IURAN PESERTA NAIK, MUNGKINKAH PELAYANAN BPJS MENINGKAT?

Pendahuluan
Kenaikan iuran BPJS Kesehatan yang direncanakan mulai diterapkan awal tahun 2020, banyak menimbulkan pro dan kontra di masyarakat. Tuntutan peningkatan kualitas layanan BPJS akibat kenaikkan iuran juga disuarakan beberapa pihak. Wakil Ketua Komisi IX DPR RI Putih Sari (www.merdeka.com, dipublikasi 31 Agustus 2019), mengatakan bahwa penyesuaian iuran BPJS Kesehatan harus diikuti dengan peningkatan kualitas layanan di fasilitas kesehatan (Faskes). Selain itu, pasien BPJS juga tidak boleh dipersulit lagi dalam mendapatkan hak pengobatan atau pelayanan yang memadai di semua jenjang Faskes.

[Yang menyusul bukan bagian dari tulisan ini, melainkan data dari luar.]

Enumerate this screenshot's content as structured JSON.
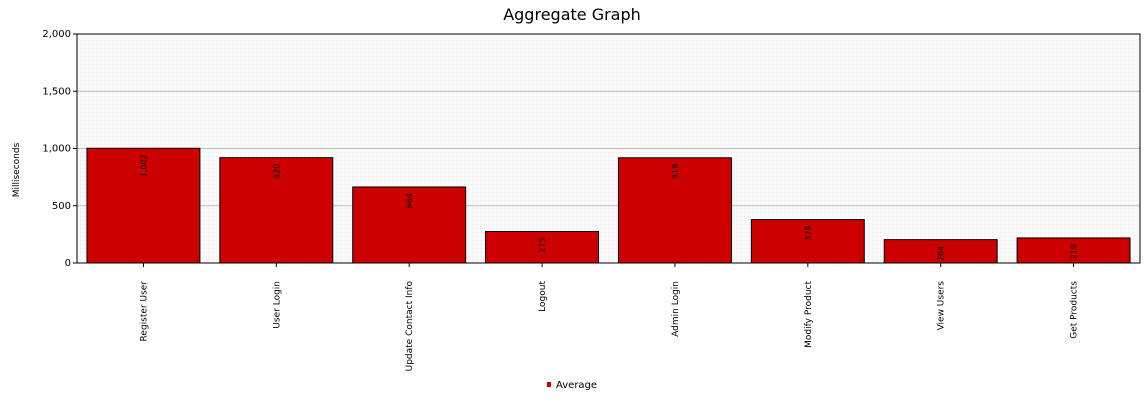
{
  "chart_data": {
    "type": "bar",
    "title": "Aggregate Graph",
    "ylabel": "Milliseconds",
    "xlabel": "",
    "ylim": [
      0,
      2000
    ],
    "yticks": [
      0,
      500,
      1000,
      1500,
      2000
    ],
    "ytick_labels": [
      "0",
      "500",
      "1,000",
      "1,500",
      "2,000"
    ],
    "grid": true,
    "legend_position": "bottom-center",
    "categories": [
      "Register User",
      "User Login",
      "Update Contact Info",
      "Logout",
      "Admin Login",
      "Modify Product",
      "View Users",
      "Get Products"
    ],
    "series": [
      {
        "name": "Average",
        "color": "#cc0000",
        "values": [
          1002,
          920,
          664,
          275,
          919,
          379,
          204,
          219
        ],
        "labels": [
          "1,002",
          "920",
          "664",
          "275",
          "919",
          "379",
          "204",
          "219"
        ]
      }
    ]
  }
}
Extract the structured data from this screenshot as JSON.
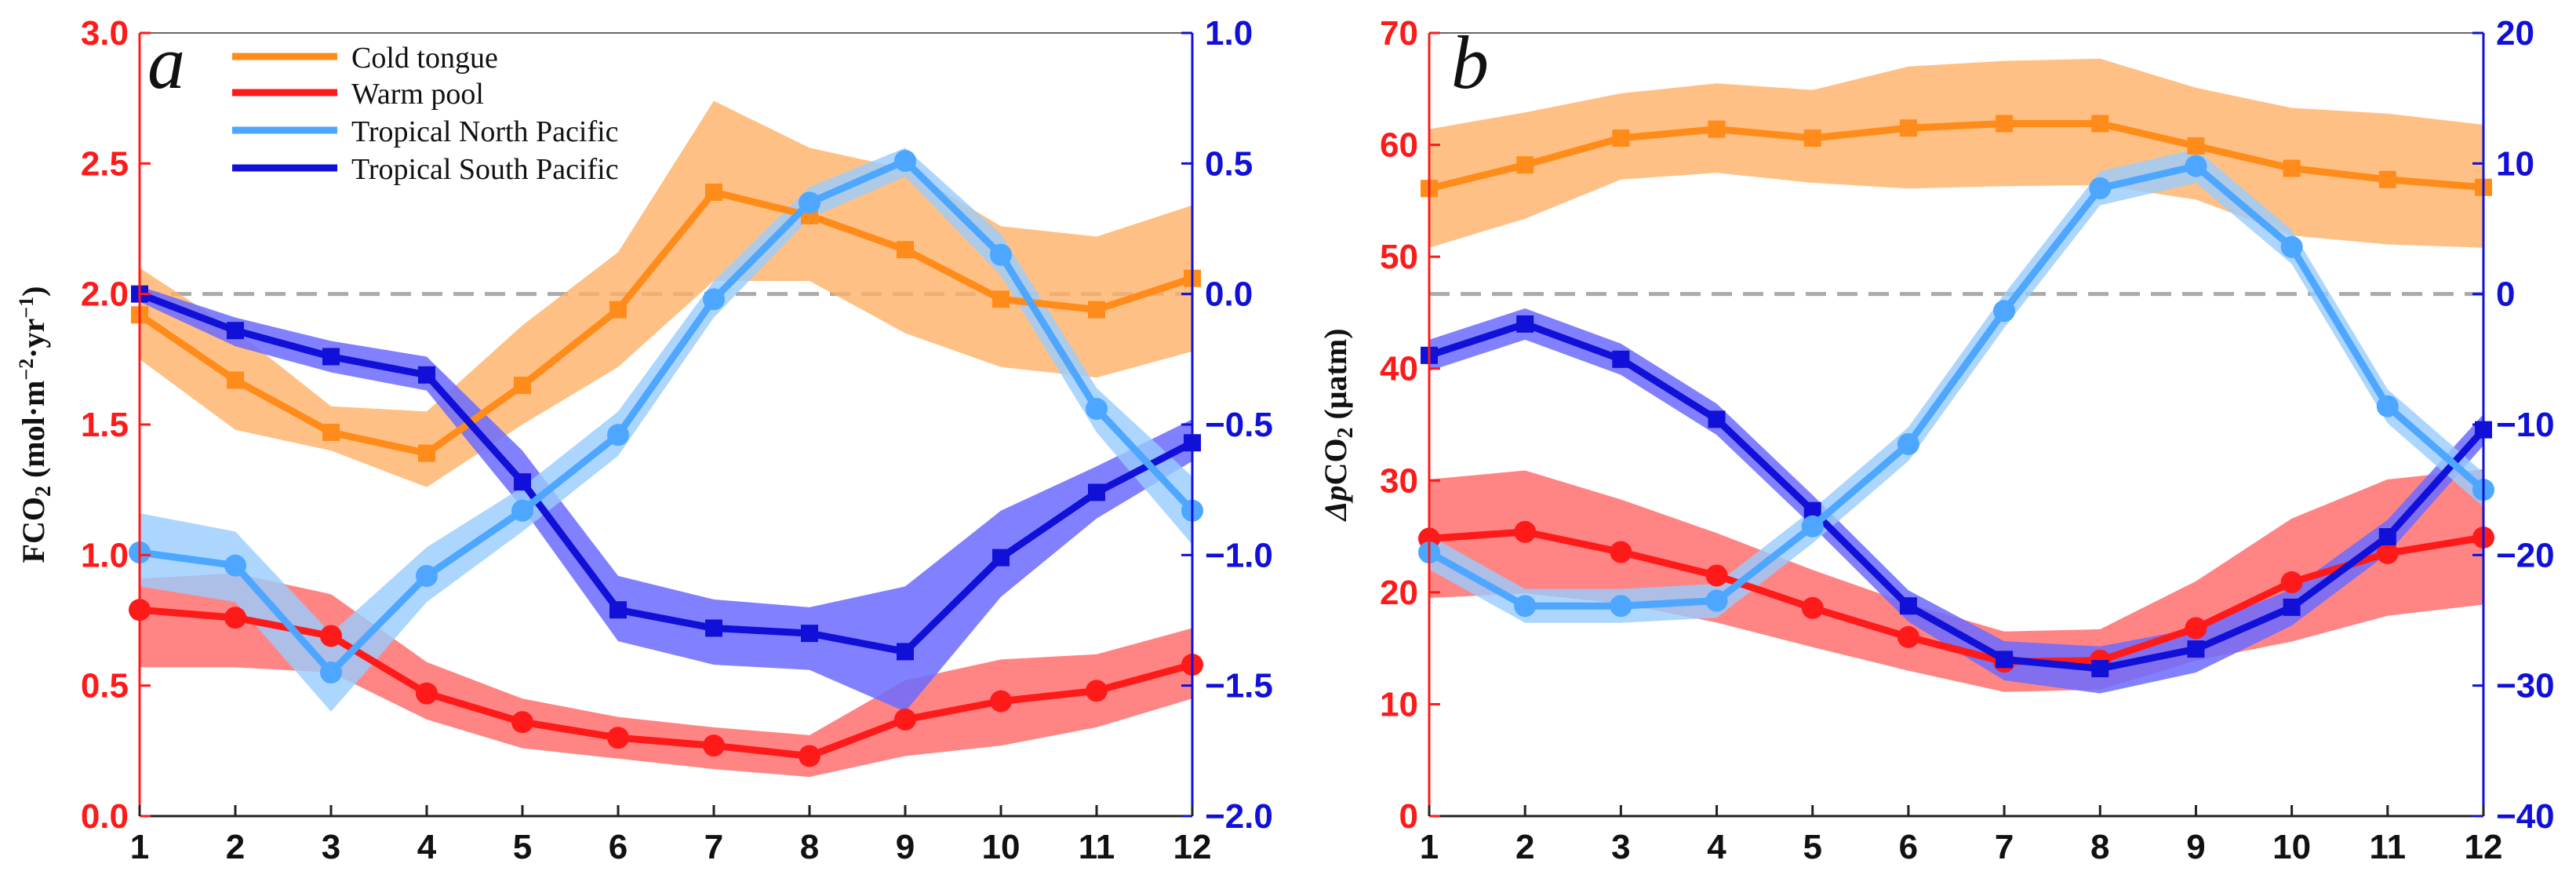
{
  "colors": {
    "cold_tongue": "#ff8c1a",
    "cold_tongue_band": "#ffb066",
    "warm_pool": "#ff1a1a",
    "warm_pool_band": "#ff6666",
    "tnp": "#4da6ff",
    "tnp_band": "#99ccff",
    "tsp": "#1010d8",
    "tsp_band": "#6b6bff",
    "left_axis": "#ff1a1a",
    "right_axis": "#1010d8",
    "zero_line": "#aaaaaa"
  },
  "legend": {
    "cold_tongue": "Cold tongue",
    "warm_pool": "Warm pool",
    "tnp": "Tropical North Pacific",
    "tsp": "Tropical South Pacific"
  },
  "chart_data": [
    {
      "type": "line",
      "panel_label": "a",
      "title": "",
      "xlabel": "",
      "ylabel": "FCO",
      "ylabel_sub": "2",
      "ylabel_units": "(mol·m",
      "ylabel_exp1": "−2",
      "ylabel_mid": "·yr",
      "ylabel_exp2": "−1",
      "ylabel_close": ")",
      "x": [
        1,
        2,
        3,
        4,
        5,
        6,
        7,
        8,
        9,
        10,
        11,
        12
      ],
      "xticks": [
        "1",
        "2",
        "3",
        "4",
        "5",
        "6",
        "7",
        "8",
        "9",
        "10",
        "11",
        "12"
      ],
      "left_axis": {
        "range": [
          0,
          3
        ],
        "ticks": [
          "0.0",
          "0.5",
          "1.0",
          "1.5",
          "2.0",
          "2.5",
          "3.0"
        ],
        "tick_values": [
          0,
          0.5,
          1,
          1.5,
          2,
          2.5,
          3
        ]
      },
      "right_axis": {
        "range": [
          -2,
          1
        ],
        "ticks": [
          "−2.0",
          "−1.5",
          "−1.0",
          "−0.5",
          "0.0",
          "0.5",
          "1.0"
        ],
        "tick_values": [
          -2,
          -1.5,
          -1,
          -0.5,
          0,
          0.5,
          1
        ]
      },
      "zero_line": {
        "axis": "right",
        "value": 0
      },
      "series": [
        {
          "name": "Cold tongue",
          "key": "cold_tongue",
          "axis": "left",
          "marker": "square",
          "values": [
            1.92,
            1.67,
            1.47,
            1.39,
            1.65,
            1.94,
            2.39,
            2.3,
            2.17,
            1.98,
            1.94,
            2.06
          ],
          "lower": [
            1.75,
            1.48,
            1.4,
            1.26,
            1.5,
            1.72,
            2.05,
            2.05,
            1.85,
            1.72,
            1.68,
            1.78
          ],
          "upper": [
            2.1,
            1.86,
            1.57,
            1.55,
            1.88,
            2.16,
            2.74,
            2.56,
            2.48,
            2.26,
            2.22,
            2.34
          ]
        },
        {
          "name": "Warm pool",
          "key": "warm_pool",
          "axis": "left",
          "marker": "circle",
          "values": [
            0.79,
            0.76,
            0.69,
            0.47,
            0.36,
            0.3,
            0.27,
            0.23,
            0.37,
            0.44,
            0.48,
            0.58
          ],
          "lower": [
            0.57,
            0.57,
            0.55,
            0.37,
            0.26,
            0.22,
            0.18,
            0.15,
            0.23,
            0.27,
            0.34,
            0.45
          ],
          "upper": [
            0.91,
            0.93,
            0.85,
            0.59,
            0.45,
            0.38,
            0.34,
            0.31,
            0.52,
            0.6,
            0.62,
            0.72
          ]
        },
        {
          "name": "Tropical North Pacific",
          "key": "tnp",
          "axis": "right",
          "marker": "circle",
          "values": [
            -0.99,
            -1.04,
            -1.45,
            -1.08,
            -0.83,
            -0.54,
            -0.02,
            0.35,
            0.51,
            0.15,
            -0.44,
            -0.83
          ],
          "lower": [
            -1.12,
            -1.18,
            -1.6,
            -1.18,
            -0.91,
            -0.62,
            -0.09,
            0.29,
            0.45,
            0.07,
            -0.53,
            -0.96
          ],
          "upper": [
            -0.84,
            -0.91,
            -1.3,
            -0.97,
            -0.74,
            -0.45,
            0.05,
            0.41,
            0.56,
            0.23,
            -0.36,
            -0.7
          ]
        },
        {
          "name": "Tropical South Pacific",
          "key": "tsp",
          "axis": "right",
          "marker": "square",
          "values": [
            0.0,
            -0.14,
            -0.24,
            -0.31,
            -0.72,
            -1.21,
            -1.28,
            -1.3,
            -1.37,
            -1.01,
            -0.76,
            -0.57
          ],
          "lower": [
            -0.03,
            -0.2,
            -0.3,
            -0.37,
            -0.82,
            -1.33,
            -1.42,
            -1.44,
            -1.6,
            -1.16,
            -0.86,
            -0.64
          ],
          "upper": [
            0.03,
            -0.09,
            -0.18,
            -0.24,
            -0.6,
            -1.08,
            -1.17,
            -1.2,
            -1.12,
            -0.83,
            -0.66,
            -0.48
          ]
        }
      ]
    },
    {
      "type": "line",
      "panel_label": "b",
      "title": "",
      "xlabel": "",
      "ylabel_pre": "Δp",
      "ylabel": "CO",
      "ylabel_sub": "2",
      "ylabel_units": " (μatm)",
      "x": [
        1,
        2,
        3,
        4,
        5,
        6,
        7,
        8,
        9,
        10,
        11,
        12
      ],
      "xticks": [
        "1",
        "2",
        "3",
        "4",
        "5",
        "6",
        "7",
        "8",
        "9",
        "10",
        "11",
        "12"
      ],
      "left_axis": {
        "range": [
          0,
          70
        ],
        "ticks": [
          "0",
          "10",
          "20",
          "30",
          "40",
          "50",
          "60",
          "70"
        ],
        "tick_values": [
          0,
          10,
          20,
          30,
          40,
          50,
          60,
          70
        ]
      },
      "right_axis": {
        "range": [
          -40,
          20
        ],
        "ticks": [
          "−40",
          "−30",
          "−20",
          "−10",
          "0",
          "10",
          "20"
        ],
        "tick_values": [
          -40,
          -30,
          -20,
          -10,
          0,
          10,
          20
        ]
      },
      "zero_line": {
        "axis": "right",
        "value": 0
      },
      "series": [
        {
          "name": "Cold tongue",
          "key": "cold_tongue",
          "axis": "left",
          "marker": "square",
          "values": [
            56.1,
            58.2,
            60.6,
            61.4,
            60.6,
            61.5,
            61.9,
            61.9,
            59.9,
            57.9,
            56.9,
            56.2
          ],
          "lower": [
            50.8,
            53.4,
            56.9,
            57.5,
            56.6,
            56.1,
            56.3,
            56.4,
            55.1,
            51.9,
            51.1,
            50.8
          ],
          "upper": [
            61.4,
            62.9,
            64.6,
            65.5,
            64.9,
            67.0,
            67.5,
            67.7,
            65.1,
            63.3,
            62.8,
            61.8
          ]
        },
        {
          "name": "Warm pool",
          "key": "warm_pool",
          "axis": "left",
          "marker": "circle",
          "values": [
            24.8,
            25.4,
            23.6,
            21.5,
            18.6,
            16.0,
            13.8,
            13.9,
            16.8,
            20.9,
            23.5,
            24.9
          ],
          "lower": [
            19.5,
            19.9,
            19.0,
            17.3,
            15.1,
            13.0,
            11.1,
            11.3,
            13.9,
            15.6,
            17.9,
            18.9
          ],
          "upper": [
            30.1,
            30.9,
            28.3,
            25.3,
            22.0,
            19.0,
            16.5,
            16.7,
            21.0,
            26.6,
            30.1,
            31.0
          ]
        },
        {
          "name": "Tropical North Pacific",
          "key": "tnp",
          "axis": "right",
          "marker": "circle",
          "values": [
            -19.8,
            -23.9,
            -23.9,
            -23.5,
            -17.8,
            -11.5,
            -1.3,
            8.1,
            9.8,
            3.6,
            -8.6,
            -15.0
          ],
          "lower": [
            -21.1,
            -25.2,
            -25.2,
            -24.8,
            -19.1,
            -12.8,
            -2.6,
            6.8,
            8.5,
            2.3,
            -9.9,
            -16.3
          ],
          "upper": [
            -18.5,
            -22.6,
            -22.6,
            -22.2,
            -16.5,
            -10.2,
            0.0,
            9.4,
            11.1,
            4.9,
            -7.3,
            -13.7
          ]
        },
        {
          "name": "Tropical South Pacific",
          "key": "tnp_unused_guard",
          "axis": "right",
          "marker": "square",
          "values": [
            -4.7,
            -2.3,
            -5.0,
            -9.6,
            -16.6,
            -23.9,
            -28.0,
            -28.7,
            -27.2,
            -24.0,
            -18.6,
            -10.4
          ],
          "lower": [
            -5.9,
            -3.5,
            -6.2,
            -10.8,
            -17.8,
            -25.1,
            -29.6,
            -30.6,
            -29.0,
            -25.4,
            -19.9,
            -11.6
          ],
          "upper": [
            -3.5,
            -1.1,
            -3.8,
            -8.4,
            -15.4,
            -22.7,
            -26.6,
            -27.0,
            -25.6,
            -22.6,
            -17.3,
            -9.2
          ]
        }
      ]
    }
  ]
}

Pertanyaannya kemudian adalah mungkinkah pelayanan BPJS akan meningkat karena kenaikkan iuran pesertanya? Jawabannya; mungkin ya atau sangat mungkin tidak. Hal ini bergantung pada keseriusan pemerintah untuk mengevaluasi BPJS secara menyeluruh (lihat tulisan tentang PERLUNYA MELAKUKAN EVALUASI SISTEM BPJS KESEHATAN SECARA MENYELURUH), mulai dari perubahan beberapa peraturan, evaluasi sistem & kinerja BPJS Kesehatan, dll.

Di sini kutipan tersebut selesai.